L’ultimo episodio che vorrei citare è la lunga e ampia campagna fotografica che realizzò Giovanni, che dai primi anni Settanta si avvalse della costante assistenza della nipote Bianca, sulla scultura romanica. Questi lavori, di cui molti risultati vennero pubblicati su alcuni importanti volumi come ad esempio La strada Romea, ebbero come guida lo storico dell’arte Arturo Carlo Quintavalle che contribuì notevolmente a definire e istruire lo sguardo di Giovanni. Grande attenzione era riservata alla luce che, nella maggior parte dei casi, doveva essere morbida, in modo da dare una lettura completa e chiarificatrice alla scultura o al bassorilievo (si ricordino ad esempio le fotografie dello zooforo del battistero di Parma).

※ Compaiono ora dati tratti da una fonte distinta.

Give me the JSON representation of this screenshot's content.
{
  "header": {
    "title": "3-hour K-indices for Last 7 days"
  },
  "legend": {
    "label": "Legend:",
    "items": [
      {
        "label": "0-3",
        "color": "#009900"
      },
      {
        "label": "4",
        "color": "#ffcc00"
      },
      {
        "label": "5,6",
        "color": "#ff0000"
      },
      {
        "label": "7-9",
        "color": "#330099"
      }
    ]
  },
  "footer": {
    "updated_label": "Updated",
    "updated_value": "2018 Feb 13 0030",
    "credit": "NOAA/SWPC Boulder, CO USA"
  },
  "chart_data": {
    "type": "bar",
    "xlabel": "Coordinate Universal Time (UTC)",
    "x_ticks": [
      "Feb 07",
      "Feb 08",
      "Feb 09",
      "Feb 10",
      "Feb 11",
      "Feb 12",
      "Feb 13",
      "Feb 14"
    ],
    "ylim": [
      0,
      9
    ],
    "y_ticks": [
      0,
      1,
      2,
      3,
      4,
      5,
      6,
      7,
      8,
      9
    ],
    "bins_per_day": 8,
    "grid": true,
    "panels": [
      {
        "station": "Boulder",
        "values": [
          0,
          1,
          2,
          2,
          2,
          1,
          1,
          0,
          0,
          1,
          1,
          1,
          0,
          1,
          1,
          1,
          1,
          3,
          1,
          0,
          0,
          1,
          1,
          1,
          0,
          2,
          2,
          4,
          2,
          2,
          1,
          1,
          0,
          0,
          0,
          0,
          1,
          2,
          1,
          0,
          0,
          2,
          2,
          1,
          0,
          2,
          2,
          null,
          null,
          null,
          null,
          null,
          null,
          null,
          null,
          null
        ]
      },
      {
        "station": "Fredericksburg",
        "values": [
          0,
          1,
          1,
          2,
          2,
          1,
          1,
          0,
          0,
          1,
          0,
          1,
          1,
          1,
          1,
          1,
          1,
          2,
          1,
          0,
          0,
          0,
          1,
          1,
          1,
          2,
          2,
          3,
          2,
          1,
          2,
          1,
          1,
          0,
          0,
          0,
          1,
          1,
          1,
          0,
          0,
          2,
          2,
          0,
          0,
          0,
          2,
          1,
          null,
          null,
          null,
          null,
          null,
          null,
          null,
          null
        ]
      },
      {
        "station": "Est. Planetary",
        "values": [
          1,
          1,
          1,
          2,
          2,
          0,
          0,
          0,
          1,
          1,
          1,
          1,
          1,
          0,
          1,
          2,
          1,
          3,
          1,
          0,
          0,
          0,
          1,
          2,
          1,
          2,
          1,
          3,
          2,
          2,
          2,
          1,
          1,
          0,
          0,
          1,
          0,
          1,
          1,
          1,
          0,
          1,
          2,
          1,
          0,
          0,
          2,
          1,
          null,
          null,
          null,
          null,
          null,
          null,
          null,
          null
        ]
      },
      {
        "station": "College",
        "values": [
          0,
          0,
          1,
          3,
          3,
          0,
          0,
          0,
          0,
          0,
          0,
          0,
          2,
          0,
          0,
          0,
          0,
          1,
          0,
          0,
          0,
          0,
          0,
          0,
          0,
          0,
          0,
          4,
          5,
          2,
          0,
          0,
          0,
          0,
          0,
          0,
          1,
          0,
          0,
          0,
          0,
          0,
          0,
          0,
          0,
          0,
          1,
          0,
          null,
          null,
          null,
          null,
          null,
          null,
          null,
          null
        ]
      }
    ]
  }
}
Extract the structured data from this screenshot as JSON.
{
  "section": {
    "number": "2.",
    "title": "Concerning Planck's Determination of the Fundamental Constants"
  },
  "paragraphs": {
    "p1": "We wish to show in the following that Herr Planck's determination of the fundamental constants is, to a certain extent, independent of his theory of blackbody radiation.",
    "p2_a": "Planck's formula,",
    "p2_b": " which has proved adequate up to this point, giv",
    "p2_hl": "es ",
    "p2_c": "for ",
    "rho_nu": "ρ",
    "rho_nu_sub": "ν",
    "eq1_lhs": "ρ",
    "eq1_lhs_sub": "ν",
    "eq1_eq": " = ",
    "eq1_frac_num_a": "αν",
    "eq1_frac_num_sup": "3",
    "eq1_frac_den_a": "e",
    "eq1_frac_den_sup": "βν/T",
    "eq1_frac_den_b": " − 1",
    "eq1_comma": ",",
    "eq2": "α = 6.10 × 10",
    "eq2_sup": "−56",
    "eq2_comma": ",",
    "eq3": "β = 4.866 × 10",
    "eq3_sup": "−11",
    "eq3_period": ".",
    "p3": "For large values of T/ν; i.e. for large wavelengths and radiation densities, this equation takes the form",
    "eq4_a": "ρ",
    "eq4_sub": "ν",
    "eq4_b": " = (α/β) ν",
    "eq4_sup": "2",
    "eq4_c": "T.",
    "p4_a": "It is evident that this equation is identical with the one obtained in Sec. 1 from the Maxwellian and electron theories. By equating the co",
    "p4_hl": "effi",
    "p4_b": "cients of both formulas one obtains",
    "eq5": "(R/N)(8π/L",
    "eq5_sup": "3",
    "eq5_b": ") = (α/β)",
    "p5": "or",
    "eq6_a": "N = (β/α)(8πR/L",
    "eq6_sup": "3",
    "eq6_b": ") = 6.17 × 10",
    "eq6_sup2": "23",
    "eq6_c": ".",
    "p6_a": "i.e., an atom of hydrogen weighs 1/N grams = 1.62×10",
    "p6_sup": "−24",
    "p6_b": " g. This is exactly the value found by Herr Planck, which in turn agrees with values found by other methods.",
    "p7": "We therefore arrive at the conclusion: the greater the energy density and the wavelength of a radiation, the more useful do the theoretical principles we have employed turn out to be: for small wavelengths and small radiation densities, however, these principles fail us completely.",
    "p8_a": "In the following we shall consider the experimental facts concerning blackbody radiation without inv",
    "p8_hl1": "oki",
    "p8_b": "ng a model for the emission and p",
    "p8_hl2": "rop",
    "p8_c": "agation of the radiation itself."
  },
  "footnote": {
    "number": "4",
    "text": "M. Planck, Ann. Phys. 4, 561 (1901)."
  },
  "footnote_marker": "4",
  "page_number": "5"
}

Red.: Anche tu, in qualche modo, sei parte della storia dello Studio e hai già lavorato su alcune di queste fotografie con saggi e volumi, penso ad esempio al libro che hai pubblicato con Silvana Editoriale sulle fotografie delle Barricate di Armando Amoretti, edito nel 2022. Per te, dunque, aver scandagliato questo gigantesco archivio non sarà stata solo un’esperienza arricchente sul piano della formazione professionale…

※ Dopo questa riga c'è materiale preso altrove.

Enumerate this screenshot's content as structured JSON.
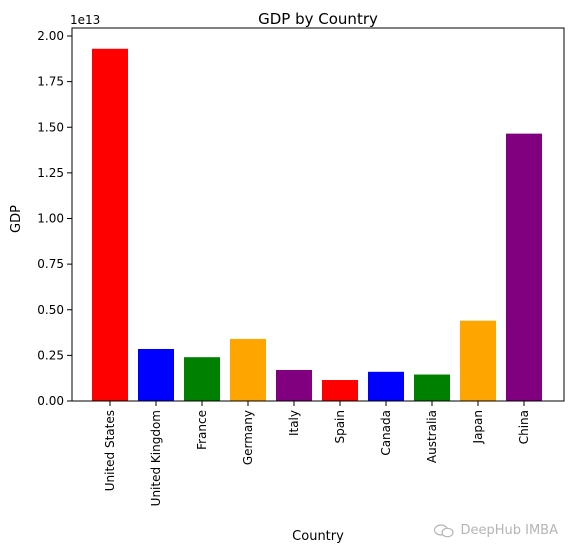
{
  "chart_data": {
    "type": "bar",
    "title": "GDP by Country",
    "xlabel": "Country",
    "ylabel": "GDP",
    "exponent_label": "1e13",
    "ylim": [
      0,
      2.0
    ],
    "yticks": [
      "0.00",
      "0.25",
      "0.50",
      "0.75",
      "1.00",
      "1.25",
      "1.50",
      "1.75",
      "2.00"
    ],
    "categories": [
      "United States",
      "United Kingdom",
      "France",
      "Germany",
      "Italy",
      "Spain",
      "Canada",
      "Australia",
      "Japan",
      "China"
    ],
    "values": [
      1.93,
      0.285,
      0.24,
      0.34,
      0.17,
      0.115,
      0.16,
      0.145,
      0.44,
      1.465
    ],
    "colors": [
      "#ff0000",
      "#0000ff",
      "#008000",
      "#ffa500",
      "#800080",
      "#ff0000",
      "#0000ff",
      "#008000",
      "#ffa500",
      "#800080"
    ],
    "grid": false,
    "legend": "none"
  },
  "watermark": {
    "text": "DeepHub IMBA",
    "icon": "wechat-icon"
  }
}
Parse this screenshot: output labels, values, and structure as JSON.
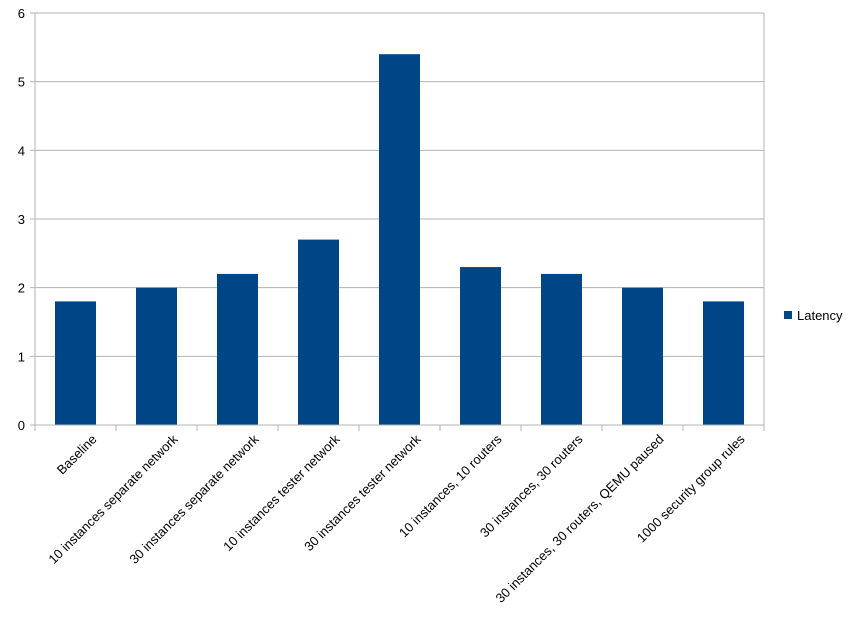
{
  "chart_data": {
    "type": "bar",
    "title": "",
    "xlabel": "",
    "ylabel": "",
    "ylim": [
      0,
      6
    ],
    "yticks": [
      0,
      1,
      2,
      3,
      4,
      5,
      6
    ],
    "grid": true,
    "legend_position": "right",
    "categories": [
      "Baseline",
      "10 instances separate network",
      "30 instances separate network",
      "10 instances tester network",
      "30 instances tester network",
      "10 instances, 10 routers",
      "30 instances, 30 routers",
      "30 instances, 30 routers, QEMU paused",
      "1000 security group rules"
    ],
    "series": [
      {
        "name": "Latency",
        "color": "#004586",
        "values": [
          1.8,
          2.0,
          2.2,
          2.7,
          5.4,
          2.3,
          2.2,
          2.0,
          1.8
        ]
      }
    ]
  }
}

A.T.: Occupandomi come critico e curatore di fotografia, l’Archivio Amoretti è sempre stato una fonte di studio e confronto. Per questa mostra mi sono dovuto nuovamente approcciare al suo vasto patrimonio, ma stavolta, a differenza di altre mostre o pubblicazioni, senza l’importante memoria dell’ultimo fotografo dello studio, Giovanni Amoretti, scomparso lo scorso anno. Giovanni era una fonte orale molto utile per ricostruire alcuni passaggi del lavoro della famiglia, oggi rimane la nipote Bianca che lo ha affiancato per molti anni e che ha custodito l’archivio fino ad oggi. Gli archivi fotografici sono corpi molto complessi e fragili anche dal punto di vista conservativo e quello degli Amoretti racchiude al suo interno principalmente negativi e lastre in vetro. In percentuale le stampe e le provinature sono una minima parte e le immagini digitalizzate comprendono forse solo un quindici per cento dell’intero patrimonio. Questo comporta un lavoro di lettura e rilettura delle immagini lento e minuzioso, ma che riserva ancora oggi nuove scoperte e il ritrovamento di materiale inedito.

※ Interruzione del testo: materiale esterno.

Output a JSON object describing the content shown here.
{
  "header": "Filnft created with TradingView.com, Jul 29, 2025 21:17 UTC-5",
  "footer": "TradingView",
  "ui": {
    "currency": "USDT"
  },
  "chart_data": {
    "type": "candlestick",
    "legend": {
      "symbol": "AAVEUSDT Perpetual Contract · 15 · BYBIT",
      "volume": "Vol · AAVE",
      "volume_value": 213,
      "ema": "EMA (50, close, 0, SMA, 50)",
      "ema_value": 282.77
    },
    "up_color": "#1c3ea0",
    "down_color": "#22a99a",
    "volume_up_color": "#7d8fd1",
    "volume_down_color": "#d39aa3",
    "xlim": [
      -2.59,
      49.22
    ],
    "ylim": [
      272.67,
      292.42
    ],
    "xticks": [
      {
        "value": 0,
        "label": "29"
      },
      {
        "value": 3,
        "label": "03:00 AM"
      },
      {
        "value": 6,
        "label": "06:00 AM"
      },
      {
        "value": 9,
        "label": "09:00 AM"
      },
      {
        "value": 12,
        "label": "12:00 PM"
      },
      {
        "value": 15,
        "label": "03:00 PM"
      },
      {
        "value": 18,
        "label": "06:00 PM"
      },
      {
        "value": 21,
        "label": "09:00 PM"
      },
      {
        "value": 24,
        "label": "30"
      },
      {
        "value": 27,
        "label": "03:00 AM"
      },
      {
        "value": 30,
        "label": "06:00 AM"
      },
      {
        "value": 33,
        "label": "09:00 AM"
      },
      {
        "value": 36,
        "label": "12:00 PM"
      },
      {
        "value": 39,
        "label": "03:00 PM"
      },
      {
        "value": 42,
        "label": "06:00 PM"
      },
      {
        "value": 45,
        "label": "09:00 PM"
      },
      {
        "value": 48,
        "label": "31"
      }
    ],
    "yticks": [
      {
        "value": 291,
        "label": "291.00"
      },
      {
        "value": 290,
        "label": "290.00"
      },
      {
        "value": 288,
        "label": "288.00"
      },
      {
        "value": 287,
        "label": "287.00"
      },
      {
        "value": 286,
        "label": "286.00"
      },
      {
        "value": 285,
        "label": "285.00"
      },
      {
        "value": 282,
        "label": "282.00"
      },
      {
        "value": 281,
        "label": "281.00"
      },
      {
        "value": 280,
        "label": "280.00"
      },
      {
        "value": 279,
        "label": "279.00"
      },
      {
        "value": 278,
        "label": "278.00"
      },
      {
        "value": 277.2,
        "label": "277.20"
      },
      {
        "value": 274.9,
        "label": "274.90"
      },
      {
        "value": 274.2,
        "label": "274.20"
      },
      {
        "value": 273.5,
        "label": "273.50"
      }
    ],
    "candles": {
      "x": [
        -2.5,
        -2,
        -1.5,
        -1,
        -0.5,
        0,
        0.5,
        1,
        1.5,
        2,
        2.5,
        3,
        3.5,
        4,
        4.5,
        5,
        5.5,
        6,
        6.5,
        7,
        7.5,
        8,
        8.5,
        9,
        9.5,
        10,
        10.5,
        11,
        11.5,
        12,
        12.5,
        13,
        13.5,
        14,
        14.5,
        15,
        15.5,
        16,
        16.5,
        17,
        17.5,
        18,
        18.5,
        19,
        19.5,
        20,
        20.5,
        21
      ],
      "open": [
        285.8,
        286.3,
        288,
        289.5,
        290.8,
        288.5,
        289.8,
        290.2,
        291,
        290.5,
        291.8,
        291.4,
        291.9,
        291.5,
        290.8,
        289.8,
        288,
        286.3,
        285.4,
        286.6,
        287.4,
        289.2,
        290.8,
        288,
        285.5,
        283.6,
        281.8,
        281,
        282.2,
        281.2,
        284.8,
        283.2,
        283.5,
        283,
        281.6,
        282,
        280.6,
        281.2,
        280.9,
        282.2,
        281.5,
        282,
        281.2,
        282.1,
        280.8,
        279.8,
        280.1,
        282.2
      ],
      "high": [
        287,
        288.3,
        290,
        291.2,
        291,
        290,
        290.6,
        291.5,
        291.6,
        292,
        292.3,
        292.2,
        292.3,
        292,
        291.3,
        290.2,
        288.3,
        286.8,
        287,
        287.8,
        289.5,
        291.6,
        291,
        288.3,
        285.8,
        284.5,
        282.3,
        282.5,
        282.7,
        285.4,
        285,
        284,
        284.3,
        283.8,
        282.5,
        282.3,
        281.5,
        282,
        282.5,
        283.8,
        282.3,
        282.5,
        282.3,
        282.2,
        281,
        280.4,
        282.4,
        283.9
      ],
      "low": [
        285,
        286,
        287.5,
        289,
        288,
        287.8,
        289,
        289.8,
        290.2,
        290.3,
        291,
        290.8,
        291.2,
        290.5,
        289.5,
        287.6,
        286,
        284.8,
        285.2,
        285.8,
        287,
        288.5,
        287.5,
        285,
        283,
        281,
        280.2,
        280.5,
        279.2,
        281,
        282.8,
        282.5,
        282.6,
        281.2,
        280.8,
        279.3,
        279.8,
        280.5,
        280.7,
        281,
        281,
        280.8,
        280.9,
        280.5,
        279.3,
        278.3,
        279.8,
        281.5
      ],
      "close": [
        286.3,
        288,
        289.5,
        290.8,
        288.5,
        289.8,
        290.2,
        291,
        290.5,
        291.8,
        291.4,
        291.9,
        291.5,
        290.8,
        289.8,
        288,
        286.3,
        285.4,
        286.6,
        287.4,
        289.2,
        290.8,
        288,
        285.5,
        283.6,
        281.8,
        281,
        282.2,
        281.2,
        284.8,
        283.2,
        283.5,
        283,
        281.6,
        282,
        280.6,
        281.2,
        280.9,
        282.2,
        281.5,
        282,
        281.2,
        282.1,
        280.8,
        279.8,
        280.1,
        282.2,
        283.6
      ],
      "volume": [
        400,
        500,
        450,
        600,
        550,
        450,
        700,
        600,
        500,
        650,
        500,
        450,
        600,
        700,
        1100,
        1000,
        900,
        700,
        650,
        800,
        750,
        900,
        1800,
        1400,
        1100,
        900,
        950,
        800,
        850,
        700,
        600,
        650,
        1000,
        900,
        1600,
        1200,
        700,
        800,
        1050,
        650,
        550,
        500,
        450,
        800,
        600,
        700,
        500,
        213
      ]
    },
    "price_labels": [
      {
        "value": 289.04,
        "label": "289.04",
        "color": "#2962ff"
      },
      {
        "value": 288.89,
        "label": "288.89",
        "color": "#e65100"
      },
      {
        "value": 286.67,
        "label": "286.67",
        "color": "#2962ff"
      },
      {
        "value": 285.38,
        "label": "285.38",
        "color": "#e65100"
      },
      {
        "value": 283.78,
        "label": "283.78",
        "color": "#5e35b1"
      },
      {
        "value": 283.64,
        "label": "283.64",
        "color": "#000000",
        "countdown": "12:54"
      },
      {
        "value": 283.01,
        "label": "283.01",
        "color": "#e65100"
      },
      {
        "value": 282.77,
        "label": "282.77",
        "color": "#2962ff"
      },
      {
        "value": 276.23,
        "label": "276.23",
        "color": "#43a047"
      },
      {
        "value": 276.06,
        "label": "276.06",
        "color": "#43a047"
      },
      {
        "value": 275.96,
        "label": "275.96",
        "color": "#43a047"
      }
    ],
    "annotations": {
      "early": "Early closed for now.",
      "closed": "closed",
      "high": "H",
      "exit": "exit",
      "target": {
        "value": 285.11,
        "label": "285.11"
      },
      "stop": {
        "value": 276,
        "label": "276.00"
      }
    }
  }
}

Red.: La mostra esce in occasione della donazione, da parte della famiglia, dell’intero patrimonio fotografico dell’archivio dello Studio Amoretti al Comune di Parma. Ci puoi descrivere la quantità, la qualità e gli estremi cronologici di questo fondo. E ci sai dire se esso sarà consultabile e fruibile a breve dagli studiosi e dalla città?
A.T.: È difficile indicare una quantità precisa, in mostra abbiamo dichiarato oltre ottantamila immagini, ma presumibilmente superano le centomila. Cronologicamente le prime fotografie che fanno parte dell’archivio sono quelle delle Barricate del 1922, quando Armando lavorava ancora nell’atelier fotografico di Luigi Vaghi. Ma lo studio fotografico Amoretti fu aperto nel 1938 e cessò la sua attività nei primi anni Duemila.
Dopo la scomparsa di Giovanni Amoretti nel 2022, la famiglia, e in modo particolare Bianca Amoretti, ha deciso di trasformare un patrimonio privato in patrimonio pubblico senza nessun tentativo di capitalizzare l’importante eredità, ma mossa dall’esigenza di mantenere compatta e non disperdere la storia dell’archivio. Questa scelta vuole preservare l’interezza della raccolta, presupposto necessario per uno studio e una consultazione del bene. Ora il Comune di Parma ha il dovere etico di proseguire con una catalogazione scientifica e una digitalizzazione dell’intero patrimonio, naturalmente l’archivio sarà consultabile dagli studiosi e spero che parte di esso, in futuro, potrà essere visibile in maniera permanente.